Polres Lampura Buka Kantor di TOS, Pengaduan Didominasi Kasus Penganiayaan

Feaby/Teraslampung.com Kapolres Lampung Utara AKBP Dedi Supriyadi menerima langsung pengaduan masyarakat di Kntor Polres yang berada di ruang terbuka di Kompleks Taman Olah Seni (TOS) Kotabumi, Selasa (15/3/2016). Kotabumi–Dari kesepul...

Polres Lampura Buka Kantor di TOS, Pengaduan Didominasi Kasus Penganiayaan

Feaby/Teraslampung.com

Kapolres Lampung Utara AKBP Dedi Supriyadi menerima langsung pengaduan masyarakat di Kntor Polres yang berada di ruang terbuka di Kompleks Taman Olah Seni (TOS) Kotabumi, Selasa (15/3/2016).

Kotabumi–Dari kesepuluh kasus yang dilaporkan oleh sejumlah warga Lampung Utara kepada Kapolres‎ saat membuka kantor di luar Mapolres, kasus penganiayaan dengan korban Damiri (52) yang paling menonjol.

Damiri (52), warga Desa Bangun Sari, Kecamatan Abung Surakarta sengaja mendatangi kantor “terbuka” Kapolres untuk mengadukan kasus penganiayaan yang menimpa dirinya pada Februari silam. Penganiayaan atas dirinya ini dilakukan oleh tiga orang di areal persawahan miliknya. Akibat penganiayaan itu korban nyaris tewas dan nyaris kehilangan tangan lantaran terkena sabetan senjata tajam dari para pelaku. Beruntung, muntahan peluru senjata api dari salah seorang pelaku tak mengenai dirinya pada tanggal 11 Februari 2016 lalu. Laporan korban tertuang dalam laporan  Nomor : LP/17/B-1/II/2016/POLDA LAMPUNG/RES LU/ SEK ABT.

“Polisi hanya menangkap satu orang pelaku yang sempat menembak saya. Sedangkan, dua pelaku yang membacok saya tidak ditangkap sampai sekarang,” kata dia usai mengadu kepada Kapolres.

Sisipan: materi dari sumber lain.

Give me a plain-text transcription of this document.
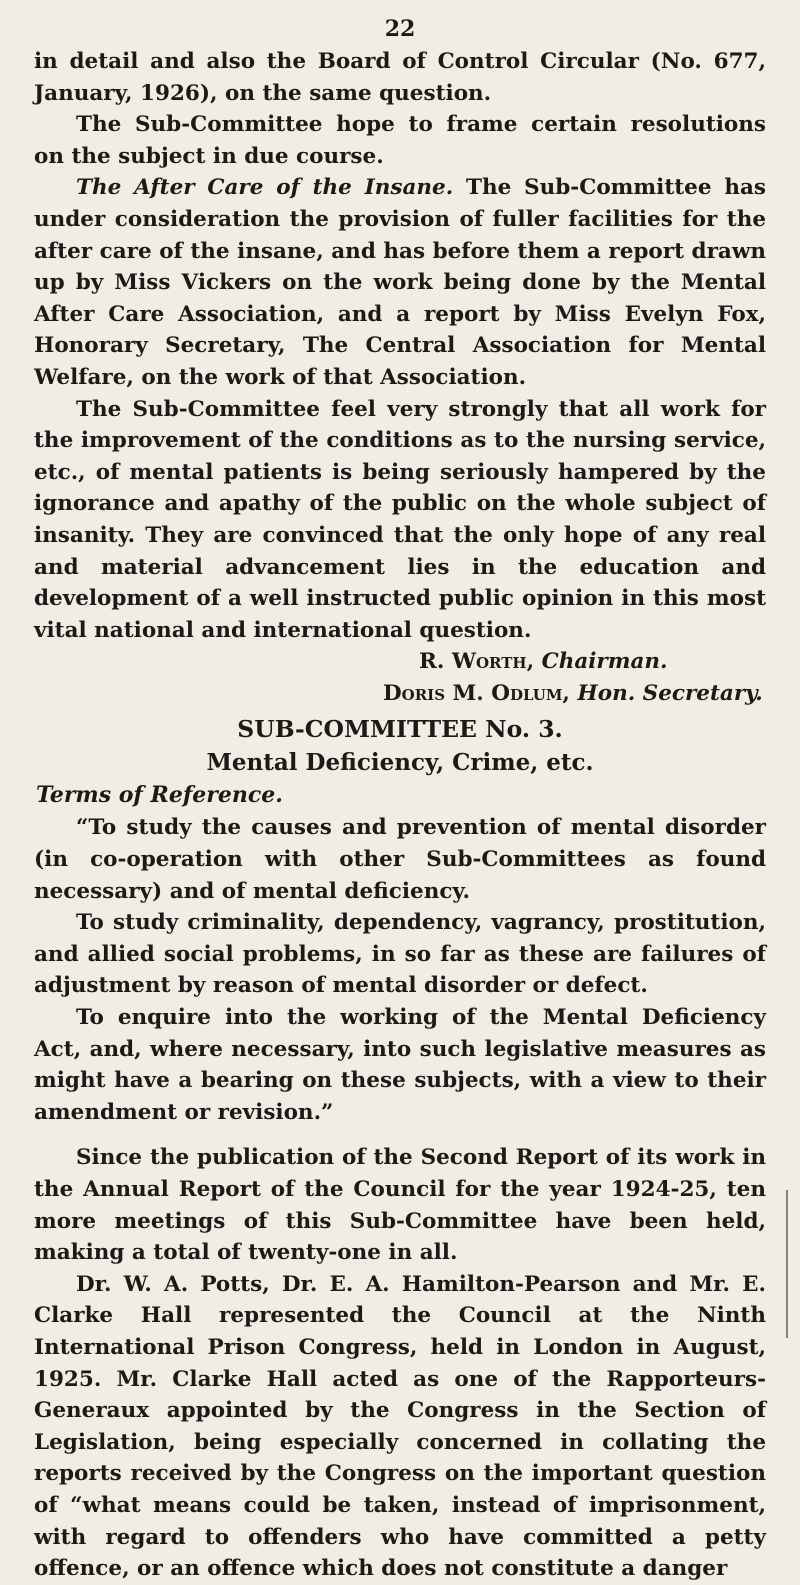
22

in detail and also the Board of Control Circular (No. 677, January, 1926), on the same question.

The Sub-Committee hope to frame certain resolutions on the subject in due course.

The After Care of the Insane. The Sub-Committee has under consideration the provision of fuller facilities for the after care of the insane, and has before them a report drawn up by Miss Vickers on the work being done by the Mental After Care Association, and a report by Miss Evelyn Fox, Honorary Secretary, The Central Association for Mental Welfare, on the work of that Association.

The Sub-Committee feel very strongly that all work for the improvement of the conditions as to the nursing service, etc., of mental patients is being seriously hampered by the ignorance and apathy of the public on the whole subject of insanity. They are convinced that the only hope of any real and material advancement lies in the education and development of a well instructed public opinion in this most vital national and international question.

R. Worth, Chairman.
Doris M. Odlum, Hon. Secretary.
SUB-COMMITTEE No. 3.
Mental Deficiency, Crime, etc.
Terms of Reference.

“To study the causes and prevention of mental disorder (in co-operation with other Sub-Committees as found necessary) and of mental deficiency.

To study criminality, dependency, vagrancy, prostitution, and allied social problems, in so far as these are failures of adjustment by reason of mental disorder or defect.

To enquire into the working of the Mental Deficiency Act, and, where necessary, into such legislative measures as might have a bearing on these subjects, with a view to their amendment or revision.”

Since the publication of the Second Report of its work in the Annual Report of the Council for the year 1924-25, ten more meetings of this Sub-Committee have been held, making a total of twenty-one in all.

Dr. W. A. Potts, Dr. E. A. Hamilton-Pearson and Mr. E. Clarke Hall represented the Council at the Ninth International Prison Congress, held in London in August, 1925. Mr. Clarke Hall acted as one of the Rapporteurs-Generaux appointed by the Congress in the Section of Legislation, being especially concerned in collating the reports received by the Congress on the important question of “what means could be taken, instead of imprisonment, with regard to offenders who have committed a petty offence, or an offence which does not constitute a danger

‎Penganiayaan atasnya ini terjadi saat dirinya bekerja di sawah miliknya. Saat hendak membuka aliran sawah, dirinya didatangi oleh ketiga pelaku Ka, Da, dan Ku. Ketiganya membawa senjata tajam jenis laduk, dan arit. Entah apa sebabnya, mereka langsung mengeroyok dirinya.

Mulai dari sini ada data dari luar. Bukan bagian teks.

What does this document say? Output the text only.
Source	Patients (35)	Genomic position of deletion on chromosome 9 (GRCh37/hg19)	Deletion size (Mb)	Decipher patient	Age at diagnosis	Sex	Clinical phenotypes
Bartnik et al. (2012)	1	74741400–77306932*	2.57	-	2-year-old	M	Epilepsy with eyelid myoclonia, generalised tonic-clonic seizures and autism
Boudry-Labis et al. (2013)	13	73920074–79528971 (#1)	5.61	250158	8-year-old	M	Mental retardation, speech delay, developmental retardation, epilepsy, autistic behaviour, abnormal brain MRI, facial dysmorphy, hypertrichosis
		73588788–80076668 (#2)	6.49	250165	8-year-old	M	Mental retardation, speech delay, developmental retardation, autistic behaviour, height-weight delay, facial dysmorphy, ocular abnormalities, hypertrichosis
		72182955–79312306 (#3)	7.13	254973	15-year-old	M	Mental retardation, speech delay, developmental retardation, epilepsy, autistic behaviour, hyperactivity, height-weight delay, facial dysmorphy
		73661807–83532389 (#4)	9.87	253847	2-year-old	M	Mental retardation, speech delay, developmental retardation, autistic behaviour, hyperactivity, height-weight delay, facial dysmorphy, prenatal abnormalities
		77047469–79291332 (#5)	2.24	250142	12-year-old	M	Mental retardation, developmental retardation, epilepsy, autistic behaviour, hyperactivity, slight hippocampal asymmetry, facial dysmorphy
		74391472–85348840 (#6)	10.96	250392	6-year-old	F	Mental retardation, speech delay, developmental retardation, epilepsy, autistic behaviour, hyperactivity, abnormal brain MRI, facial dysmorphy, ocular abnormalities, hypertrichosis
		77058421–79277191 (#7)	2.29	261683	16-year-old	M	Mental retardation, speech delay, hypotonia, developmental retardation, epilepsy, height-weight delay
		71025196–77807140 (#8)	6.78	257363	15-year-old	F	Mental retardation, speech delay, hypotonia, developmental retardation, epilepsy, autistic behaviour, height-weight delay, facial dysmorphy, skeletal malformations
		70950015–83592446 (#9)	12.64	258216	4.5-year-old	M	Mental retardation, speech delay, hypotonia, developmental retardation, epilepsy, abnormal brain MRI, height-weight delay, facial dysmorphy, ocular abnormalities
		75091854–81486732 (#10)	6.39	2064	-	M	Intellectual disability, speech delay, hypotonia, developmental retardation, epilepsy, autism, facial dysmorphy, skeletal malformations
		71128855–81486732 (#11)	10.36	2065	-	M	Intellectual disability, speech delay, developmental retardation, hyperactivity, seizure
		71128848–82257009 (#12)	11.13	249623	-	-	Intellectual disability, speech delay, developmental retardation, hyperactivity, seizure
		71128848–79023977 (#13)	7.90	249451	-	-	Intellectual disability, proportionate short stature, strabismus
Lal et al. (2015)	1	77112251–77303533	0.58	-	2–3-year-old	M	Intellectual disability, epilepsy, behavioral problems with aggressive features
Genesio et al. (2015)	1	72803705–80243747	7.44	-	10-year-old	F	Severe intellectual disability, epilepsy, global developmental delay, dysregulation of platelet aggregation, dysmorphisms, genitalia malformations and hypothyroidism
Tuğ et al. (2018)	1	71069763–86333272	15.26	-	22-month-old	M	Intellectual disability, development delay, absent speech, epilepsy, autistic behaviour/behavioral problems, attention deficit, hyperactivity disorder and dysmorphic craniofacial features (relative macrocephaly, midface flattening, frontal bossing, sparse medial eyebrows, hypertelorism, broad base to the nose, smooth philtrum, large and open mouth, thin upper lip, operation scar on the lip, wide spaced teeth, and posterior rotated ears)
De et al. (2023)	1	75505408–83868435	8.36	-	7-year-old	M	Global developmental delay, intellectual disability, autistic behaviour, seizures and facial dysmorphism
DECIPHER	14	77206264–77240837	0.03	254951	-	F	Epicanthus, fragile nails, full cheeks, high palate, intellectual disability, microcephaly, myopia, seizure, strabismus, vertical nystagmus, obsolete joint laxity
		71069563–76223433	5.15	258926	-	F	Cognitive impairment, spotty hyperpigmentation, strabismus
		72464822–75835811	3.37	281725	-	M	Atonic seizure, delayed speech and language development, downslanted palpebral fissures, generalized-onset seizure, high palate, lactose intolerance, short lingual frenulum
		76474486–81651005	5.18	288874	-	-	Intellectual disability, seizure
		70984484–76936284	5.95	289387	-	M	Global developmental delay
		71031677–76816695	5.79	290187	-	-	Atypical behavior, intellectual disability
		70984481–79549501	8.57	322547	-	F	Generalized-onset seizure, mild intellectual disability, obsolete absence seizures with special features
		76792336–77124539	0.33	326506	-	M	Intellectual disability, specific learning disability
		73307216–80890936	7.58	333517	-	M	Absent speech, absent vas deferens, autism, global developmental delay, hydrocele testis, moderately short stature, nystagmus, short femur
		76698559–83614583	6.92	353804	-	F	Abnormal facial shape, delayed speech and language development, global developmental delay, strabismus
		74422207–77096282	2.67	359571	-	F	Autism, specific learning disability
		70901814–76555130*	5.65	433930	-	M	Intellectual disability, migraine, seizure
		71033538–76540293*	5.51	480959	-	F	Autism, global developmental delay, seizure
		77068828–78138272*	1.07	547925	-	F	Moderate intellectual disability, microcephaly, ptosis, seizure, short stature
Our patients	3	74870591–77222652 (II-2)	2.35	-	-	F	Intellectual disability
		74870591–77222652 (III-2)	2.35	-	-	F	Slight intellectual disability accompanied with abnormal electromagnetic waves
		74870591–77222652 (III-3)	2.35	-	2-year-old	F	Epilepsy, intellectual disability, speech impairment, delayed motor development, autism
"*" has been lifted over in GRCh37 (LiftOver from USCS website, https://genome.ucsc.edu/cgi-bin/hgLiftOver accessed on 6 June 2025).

Melihat dirinya dikeroyok sedemikian rupa, istrinya yang bernama Yulianti berusaha membantu dirnya dengan memberikan senjata tajam jenis laduk. Namun, belum sempat laduk itu diterima olehnya, pelaku Ka yang kini ditahan Polres langsung meletuskan tembakan ke arahnya.

Beruntung, tembakan itu ternyata tak tepat sasaran. Selanjutnya, senjata tajam yang diberikan istrinya berhasil diambilnya. Melihat dirinya telah terluka parah akibat luka bacok di bagian tangan kiri, wajah sebelah kanan, ketiga pelaku langsung bergegas pergi.

“Saya hanya minta keadilan. Yang bersalah harus diadili. Pak Kapolres tadi bilang akan menindaklanjuti laporan saya ini,” tuturnya.

Pria paro baya ini mengancam akan melaporkan kasus ini ke Polda Lampung bilamana kedua pelaku yang telah membuat dirinya cacat seumur hidup tak jua ditangkap dalam waktu dekat.‎ Sebab, dari kedua pelaku yang kini bebas berkeliaran itulah kasus penganiayaan yang menimpanya itu bermula.

“Kalau dalam waktu dekat masih juga tak ada kejelasan, saya akan laporkan ini langsung ke Kapolda,” tegasnya sembari menunjukan bekas luka sabetan senjata tajam di tangan kirinya.

Menanggapi keluhan warganya, Kapolres AKBP. Dedi Supriyadi mengatakan akan kembali mempelajari kasus – kasus tersebut. Pihaknya akan berupaya semaksimal mungkin untuk menangani kasus yang dilaporkan itu. Karena, hal inilah yang menjadi tujuan utama dari pembukaan kantor terbuka ini di samping untuk melaksanakan program Polda Lampung.

“Kami akan mempelajari kembali kasus – kasus yang dilaporkan warga karena inilah tujuan dari adanya kantor di luar Mapolres yakni menyerap aspirasi/keluhan warga dan menjalankan program pak Kapolda,” katanya.